El viaje de Baker
EL VIAJE europeo del nuevo secretario de Estado norteamericano responde a una posible revisión de la política de seguridad seguida hasta ahora y que requiere una consulta con los otros miembros de la OTAN. Quizá el ritmo acelerado de la mayor parte de sus visitas no le haya permitido profundizar en las cuestiones abordadas, pero el gesto de James Baker merece ser valorado por lo que tiene de predisposición a tener en cuenta las opiniones europeas.La etapa esencial del viaje fue la de Bonn. La RFA ocupa un lugar clave en política de seguridad, y en mayor medida ahora, cuando las actitudes de Gorbachov permiten aventurar la viabilidad de reducir los armamentos. La próxima apertura en Viena de las negociaciones sobre el desarme convencional enmarca el nuevo brote de conflicto entre la RFA y EE UU sobre la renovación de los misiles nucleares de corto alcance, todos ellos instalados en Alemania. Los sondeos de la RFA señalan que el 85% de los encuestados se opone a dicha renovación. Un dato esencial para Kohl, que tiene encima tres elecciones regionales y las generales de 1990.
Sin embargo, este conflicto desborda el ámbito armamentístico. En su trasfondo se manifiestan las nuevas corrientes que circulan por Europa. La actitud alemana occidental -pueblo y Gobierno- refleja no tanto un encantamiento por las ofertas de Gorbachov como una toma de conciencia de que el desarme debe encuadrarse en un proceso de cambios progresivos en la Europa del Este, y del que pueden derivarse posibilidades inimaginables para la seguridad occidental. Desde una perspectiva europea, la posición de la RFA de esperar a ver lo que dan de sí las negociaciones de Viena es sensata y debería tener un apoyo más resuelto de los otros Gobiernos de la CE.
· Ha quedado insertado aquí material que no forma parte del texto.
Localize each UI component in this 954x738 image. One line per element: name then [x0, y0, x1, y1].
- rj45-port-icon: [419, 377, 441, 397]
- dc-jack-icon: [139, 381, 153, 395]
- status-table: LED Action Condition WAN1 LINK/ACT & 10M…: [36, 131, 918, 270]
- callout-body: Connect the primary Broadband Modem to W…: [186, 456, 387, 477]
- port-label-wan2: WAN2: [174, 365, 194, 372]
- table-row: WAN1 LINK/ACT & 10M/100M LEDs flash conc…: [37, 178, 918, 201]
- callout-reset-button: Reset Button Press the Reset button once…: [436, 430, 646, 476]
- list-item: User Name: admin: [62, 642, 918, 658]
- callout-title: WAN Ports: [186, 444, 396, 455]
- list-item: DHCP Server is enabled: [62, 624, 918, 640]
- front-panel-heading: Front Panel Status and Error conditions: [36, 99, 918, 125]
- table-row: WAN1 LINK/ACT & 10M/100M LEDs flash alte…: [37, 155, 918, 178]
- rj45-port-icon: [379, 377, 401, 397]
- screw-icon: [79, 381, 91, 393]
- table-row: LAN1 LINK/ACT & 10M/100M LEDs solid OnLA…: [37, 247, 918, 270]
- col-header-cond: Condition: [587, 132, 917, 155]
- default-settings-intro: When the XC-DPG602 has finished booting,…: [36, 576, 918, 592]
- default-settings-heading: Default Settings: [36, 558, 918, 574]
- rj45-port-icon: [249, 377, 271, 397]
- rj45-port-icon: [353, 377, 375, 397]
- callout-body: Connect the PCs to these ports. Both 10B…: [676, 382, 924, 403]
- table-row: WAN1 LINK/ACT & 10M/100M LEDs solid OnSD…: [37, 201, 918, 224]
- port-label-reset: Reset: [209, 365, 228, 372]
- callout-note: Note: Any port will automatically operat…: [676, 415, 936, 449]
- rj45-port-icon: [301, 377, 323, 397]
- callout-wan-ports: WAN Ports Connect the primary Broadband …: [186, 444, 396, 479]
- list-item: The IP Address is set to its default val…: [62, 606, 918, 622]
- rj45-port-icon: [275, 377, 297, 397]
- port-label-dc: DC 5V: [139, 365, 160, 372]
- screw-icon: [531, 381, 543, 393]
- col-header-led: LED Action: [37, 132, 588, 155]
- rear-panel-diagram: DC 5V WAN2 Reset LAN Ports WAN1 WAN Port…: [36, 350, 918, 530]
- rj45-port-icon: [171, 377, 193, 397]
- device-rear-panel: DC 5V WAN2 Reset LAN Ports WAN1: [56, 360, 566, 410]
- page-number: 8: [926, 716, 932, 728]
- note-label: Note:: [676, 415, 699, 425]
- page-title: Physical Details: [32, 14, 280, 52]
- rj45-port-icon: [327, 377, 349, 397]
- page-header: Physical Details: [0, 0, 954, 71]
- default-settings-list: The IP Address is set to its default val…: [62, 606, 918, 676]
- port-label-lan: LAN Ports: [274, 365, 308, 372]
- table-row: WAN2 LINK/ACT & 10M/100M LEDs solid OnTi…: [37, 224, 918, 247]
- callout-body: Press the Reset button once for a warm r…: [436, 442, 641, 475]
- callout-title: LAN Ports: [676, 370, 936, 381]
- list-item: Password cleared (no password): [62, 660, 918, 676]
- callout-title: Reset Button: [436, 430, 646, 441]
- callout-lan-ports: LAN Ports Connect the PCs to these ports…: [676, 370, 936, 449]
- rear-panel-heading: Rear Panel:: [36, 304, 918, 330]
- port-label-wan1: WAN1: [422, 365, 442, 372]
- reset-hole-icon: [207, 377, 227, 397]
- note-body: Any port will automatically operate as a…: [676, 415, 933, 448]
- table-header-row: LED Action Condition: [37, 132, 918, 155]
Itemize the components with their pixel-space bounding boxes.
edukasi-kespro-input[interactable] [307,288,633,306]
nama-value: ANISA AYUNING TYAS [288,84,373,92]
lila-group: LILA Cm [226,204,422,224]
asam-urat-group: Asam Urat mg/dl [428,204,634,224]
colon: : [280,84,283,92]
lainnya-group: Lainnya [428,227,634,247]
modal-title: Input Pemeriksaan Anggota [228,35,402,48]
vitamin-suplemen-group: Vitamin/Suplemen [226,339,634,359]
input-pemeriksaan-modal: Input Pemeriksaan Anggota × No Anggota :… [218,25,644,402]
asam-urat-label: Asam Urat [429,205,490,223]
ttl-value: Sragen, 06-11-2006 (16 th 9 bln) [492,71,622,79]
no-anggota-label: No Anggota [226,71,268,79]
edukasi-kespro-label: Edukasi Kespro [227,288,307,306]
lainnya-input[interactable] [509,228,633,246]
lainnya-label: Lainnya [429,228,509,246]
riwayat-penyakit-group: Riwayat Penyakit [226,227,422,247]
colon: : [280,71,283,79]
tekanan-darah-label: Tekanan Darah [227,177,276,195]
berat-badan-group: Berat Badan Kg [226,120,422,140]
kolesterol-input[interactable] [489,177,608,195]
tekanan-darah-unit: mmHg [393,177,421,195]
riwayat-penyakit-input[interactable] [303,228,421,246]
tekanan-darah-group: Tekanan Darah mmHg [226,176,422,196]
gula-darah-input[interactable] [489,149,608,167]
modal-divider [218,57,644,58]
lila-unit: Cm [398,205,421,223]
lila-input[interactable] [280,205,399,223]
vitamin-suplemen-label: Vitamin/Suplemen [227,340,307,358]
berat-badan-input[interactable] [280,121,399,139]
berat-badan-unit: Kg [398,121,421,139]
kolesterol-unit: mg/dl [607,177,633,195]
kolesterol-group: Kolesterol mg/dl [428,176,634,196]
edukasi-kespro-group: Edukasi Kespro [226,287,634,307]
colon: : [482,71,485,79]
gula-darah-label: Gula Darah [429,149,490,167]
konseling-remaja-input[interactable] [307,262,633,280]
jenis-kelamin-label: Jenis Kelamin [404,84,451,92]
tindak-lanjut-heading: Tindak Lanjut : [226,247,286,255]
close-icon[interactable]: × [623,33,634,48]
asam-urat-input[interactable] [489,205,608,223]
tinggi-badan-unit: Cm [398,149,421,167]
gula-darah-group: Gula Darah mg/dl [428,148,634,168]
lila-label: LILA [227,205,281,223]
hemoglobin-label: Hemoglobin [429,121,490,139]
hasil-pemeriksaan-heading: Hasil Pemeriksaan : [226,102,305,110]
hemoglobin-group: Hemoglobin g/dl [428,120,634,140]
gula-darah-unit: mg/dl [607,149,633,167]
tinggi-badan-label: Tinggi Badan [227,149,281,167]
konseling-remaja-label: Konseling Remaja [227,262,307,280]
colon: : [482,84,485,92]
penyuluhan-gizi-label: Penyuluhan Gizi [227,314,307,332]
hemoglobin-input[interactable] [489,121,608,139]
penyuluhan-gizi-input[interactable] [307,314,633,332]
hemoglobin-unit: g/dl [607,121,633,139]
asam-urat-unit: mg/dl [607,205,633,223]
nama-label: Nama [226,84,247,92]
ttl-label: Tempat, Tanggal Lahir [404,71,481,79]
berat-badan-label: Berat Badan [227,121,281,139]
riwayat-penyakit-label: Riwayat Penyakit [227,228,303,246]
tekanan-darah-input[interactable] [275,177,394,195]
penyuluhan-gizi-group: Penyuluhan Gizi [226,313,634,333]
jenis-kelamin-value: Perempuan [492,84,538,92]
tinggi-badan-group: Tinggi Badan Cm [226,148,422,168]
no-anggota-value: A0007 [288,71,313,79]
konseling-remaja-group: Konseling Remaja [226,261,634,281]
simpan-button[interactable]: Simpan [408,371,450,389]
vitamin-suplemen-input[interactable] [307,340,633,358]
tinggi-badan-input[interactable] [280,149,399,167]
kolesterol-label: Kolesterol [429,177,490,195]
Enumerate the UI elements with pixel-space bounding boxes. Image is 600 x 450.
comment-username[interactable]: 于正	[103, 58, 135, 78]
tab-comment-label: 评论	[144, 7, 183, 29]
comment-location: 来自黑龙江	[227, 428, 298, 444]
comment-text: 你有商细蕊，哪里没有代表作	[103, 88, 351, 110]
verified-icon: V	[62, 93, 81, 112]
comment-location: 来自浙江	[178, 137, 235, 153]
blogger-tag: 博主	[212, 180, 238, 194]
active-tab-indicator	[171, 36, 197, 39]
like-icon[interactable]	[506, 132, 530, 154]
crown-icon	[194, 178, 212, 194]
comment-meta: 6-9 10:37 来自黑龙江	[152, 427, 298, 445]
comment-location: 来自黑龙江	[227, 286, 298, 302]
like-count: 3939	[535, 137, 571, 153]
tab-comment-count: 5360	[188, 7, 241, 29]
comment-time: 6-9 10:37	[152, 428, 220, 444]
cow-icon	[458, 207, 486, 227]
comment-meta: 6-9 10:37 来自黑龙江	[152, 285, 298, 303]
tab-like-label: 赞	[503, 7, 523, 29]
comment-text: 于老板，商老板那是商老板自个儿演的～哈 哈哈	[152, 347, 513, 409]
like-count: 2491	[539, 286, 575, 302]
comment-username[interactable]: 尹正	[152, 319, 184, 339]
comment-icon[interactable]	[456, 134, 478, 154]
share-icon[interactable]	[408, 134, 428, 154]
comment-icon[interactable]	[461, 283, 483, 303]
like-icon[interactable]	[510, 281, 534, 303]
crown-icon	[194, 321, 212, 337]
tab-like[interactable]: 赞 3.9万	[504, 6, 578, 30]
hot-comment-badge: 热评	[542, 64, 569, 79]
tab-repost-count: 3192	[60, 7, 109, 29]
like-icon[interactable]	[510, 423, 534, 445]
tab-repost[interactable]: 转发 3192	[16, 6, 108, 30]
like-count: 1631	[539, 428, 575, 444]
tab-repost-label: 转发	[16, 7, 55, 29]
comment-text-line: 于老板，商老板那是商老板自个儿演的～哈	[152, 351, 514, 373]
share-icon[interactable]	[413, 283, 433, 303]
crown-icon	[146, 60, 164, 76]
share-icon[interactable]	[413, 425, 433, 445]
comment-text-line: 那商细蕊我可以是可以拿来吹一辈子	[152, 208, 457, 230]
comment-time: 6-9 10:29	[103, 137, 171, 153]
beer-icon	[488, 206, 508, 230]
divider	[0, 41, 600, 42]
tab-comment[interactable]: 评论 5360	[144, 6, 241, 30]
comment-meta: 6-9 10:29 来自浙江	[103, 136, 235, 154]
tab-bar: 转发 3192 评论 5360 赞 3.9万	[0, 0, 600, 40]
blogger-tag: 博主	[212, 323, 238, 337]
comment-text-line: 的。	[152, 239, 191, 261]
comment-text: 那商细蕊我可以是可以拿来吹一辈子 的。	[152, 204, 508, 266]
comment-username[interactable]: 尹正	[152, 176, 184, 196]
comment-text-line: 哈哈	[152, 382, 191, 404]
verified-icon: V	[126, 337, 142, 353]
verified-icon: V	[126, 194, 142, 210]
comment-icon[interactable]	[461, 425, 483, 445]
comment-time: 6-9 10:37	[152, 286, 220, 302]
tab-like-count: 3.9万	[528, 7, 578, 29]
La reforma de Gorbachov desencadenó un movimiento sísmico del que ya se observan consecuencias positivas para el pluralismo político en Polonia y Hungría. Estos cambios exigen que Europa occidental aplique una política global hacia el Este que favorezca las corrientes democratizadoras y ayude a las reformas económicas. Lo que se perfila no es una casa común europea hegemonizada por la URSS, sino unas interconexiones en nuestro continente más intensas que nunca, con una relajación de las fronteras políticas y mejores condiciones para la seguridad de todos.
Detrás de la negativa de la RFA a la renovación está la voluntad de tener en cuenta los nuevos derroteros. Estados Unidos no ignora las nuevas realidades que se abren paso en Europa. El plan de Kissinger -sometido al Gobierno de Bush, y cuyas líneas maestras aparecieron en estas páginas (véase EL PAÍS del 5 de diciembre de 1988)- tiende a preparar un acuerdo tipo Yalta entre la URSS y EE UU para garantizar a los soviéticos que la democratización en el Este no será aprovechada con fines desestabilizadores, y que los regímenes que nazcan no serán antisoviéticos. En este contexto, EE UU podría disminuir su presencia militar en Europa y sus gastos de defensa; mientras Washington baraja proyectos de esa índole es incongruente que reaccione con dureza contra Bonn. Pero su objetivo es que Europa le ayude a consolidar las posiciones de fuerza para que luego EE UU -como en casos anteriores- pueda negociar y llegar a acuerdos. Esta vez Europa no puede aceptar un papel subalterno porque está en juego su propio destino. La fidelidad a la Alianza no está reñida con una política europea de largo alcance ante los cambios en el Este.
El peligro de una evolución de la RFA hacia el neutralismo es inexistente hoy. Nadie, ni en el Este ni en el Oeste, acepta un Estado de una Alemania unificada. Las raíces occidentales de la política de la RFA son muy fuertes y no hay razón para que se debiliten, pero ello requiere que la CE sepa sacar las consecuencias de las innovaciones que se perfilan en el Este. Si no lo hace, si los alemanes occidentales sienten que nadie les acompaña en su lógico deseo de estrechar las relaciones con el bloque socialista, podría cobrar fuerza la tentación de dar prioridad a un resurgimiento centroeuropeo.